В конце причала поджидала старая весельная лодка, ее облупленный бок тихо постукивал о ступеньки в такт волнам, которые заливали гальку пляжа. Все забрались в лодку, папа сел на весла и стал грести к середине залива, а мама зажгла свечки на пироге. Титус смутно припомнил чувство легкой печали, когда свечи были задуты, а он, объевшись пирога, лежал на дне лодки, глядя на тихо проплывающие над головой звезды и немножко грустя от того, что теперь предстоит ждать целых 364 дня до следующего дня рождения.

А потом случилось чудо.

Возглас матери заставил Титуса сесть и посмотреть туда, куда указывал ее палец. В водах залива отражалось что-то наподобие звездной галактики. При ближайшем рассмотрении выяснилось, что это было облачко из миллионов огоньков; крошечные светящиеся точечки, сгрудившиеся прямо под поверхностью Лохнагаргульи.

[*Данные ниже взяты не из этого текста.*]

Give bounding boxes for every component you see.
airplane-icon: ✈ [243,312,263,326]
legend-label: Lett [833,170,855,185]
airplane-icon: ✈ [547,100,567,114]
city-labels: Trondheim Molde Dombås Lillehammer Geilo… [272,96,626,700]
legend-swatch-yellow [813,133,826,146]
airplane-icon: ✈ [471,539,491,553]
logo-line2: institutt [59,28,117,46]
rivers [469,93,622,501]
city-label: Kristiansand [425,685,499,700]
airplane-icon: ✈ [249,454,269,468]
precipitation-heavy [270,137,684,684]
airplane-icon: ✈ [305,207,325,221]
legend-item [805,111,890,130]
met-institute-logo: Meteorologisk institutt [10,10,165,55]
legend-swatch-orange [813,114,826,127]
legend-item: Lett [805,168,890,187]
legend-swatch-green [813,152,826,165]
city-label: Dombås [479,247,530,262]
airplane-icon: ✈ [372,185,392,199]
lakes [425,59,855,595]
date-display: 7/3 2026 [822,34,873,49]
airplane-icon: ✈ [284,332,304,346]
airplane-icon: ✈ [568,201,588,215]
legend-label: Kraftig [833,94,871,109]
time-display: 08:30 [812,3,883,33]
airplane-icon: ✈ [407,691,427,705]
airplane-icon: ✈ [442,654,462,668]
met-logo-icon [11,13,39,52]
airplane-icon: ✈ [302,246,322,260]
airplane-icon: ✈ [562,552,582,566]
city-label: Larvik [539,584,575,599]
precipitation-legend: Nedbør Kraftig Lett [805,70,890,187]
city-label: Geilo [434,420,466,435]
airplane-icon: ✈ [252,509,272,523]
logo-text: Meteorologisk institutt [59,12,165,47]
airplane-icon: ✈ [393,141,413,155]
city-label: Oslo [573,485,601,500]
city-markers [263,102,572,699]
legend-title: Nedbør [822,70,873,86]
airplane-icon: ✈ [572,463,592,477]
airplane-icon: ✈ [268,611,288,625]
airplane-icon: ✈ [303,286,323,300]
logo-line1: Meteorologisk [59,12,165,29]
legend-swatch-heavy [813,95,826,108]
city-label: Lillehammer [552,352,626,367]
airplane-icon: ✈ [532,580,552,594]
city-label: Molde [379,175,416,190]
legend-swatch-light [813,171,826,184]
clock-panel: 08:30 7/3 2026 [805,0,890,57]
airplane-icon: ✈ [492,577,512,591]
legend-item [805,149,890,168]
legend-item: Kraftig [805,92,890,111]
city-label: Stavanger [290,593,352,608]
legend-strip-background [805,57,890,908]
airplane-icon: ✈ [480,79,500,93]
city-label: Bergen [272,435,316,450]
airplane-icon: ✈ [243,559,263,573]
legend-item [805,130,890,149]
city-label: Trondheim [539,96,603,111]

— Что это такое? — спросил он, склоняясь над бортом лодки, чтобы лучше видеть.

— Фосфоресцирующие организмы, — пояснил Лучано и добавил: — Никогда не видел таких.

Что-то в папином голосе заставило Титуса понять, что это действительно редкий случай. Спрятавшись в объятиях Лучано, он с трепетом следил, как весь залив расцвечивается пятнами света.

— Мамммоччка! — взвизгнула Пандора, прыгая от возбуждения, отчего лодка заходила ходуном посреди светящейся воды. — Посмотри, мамочка, звезды упали в воду!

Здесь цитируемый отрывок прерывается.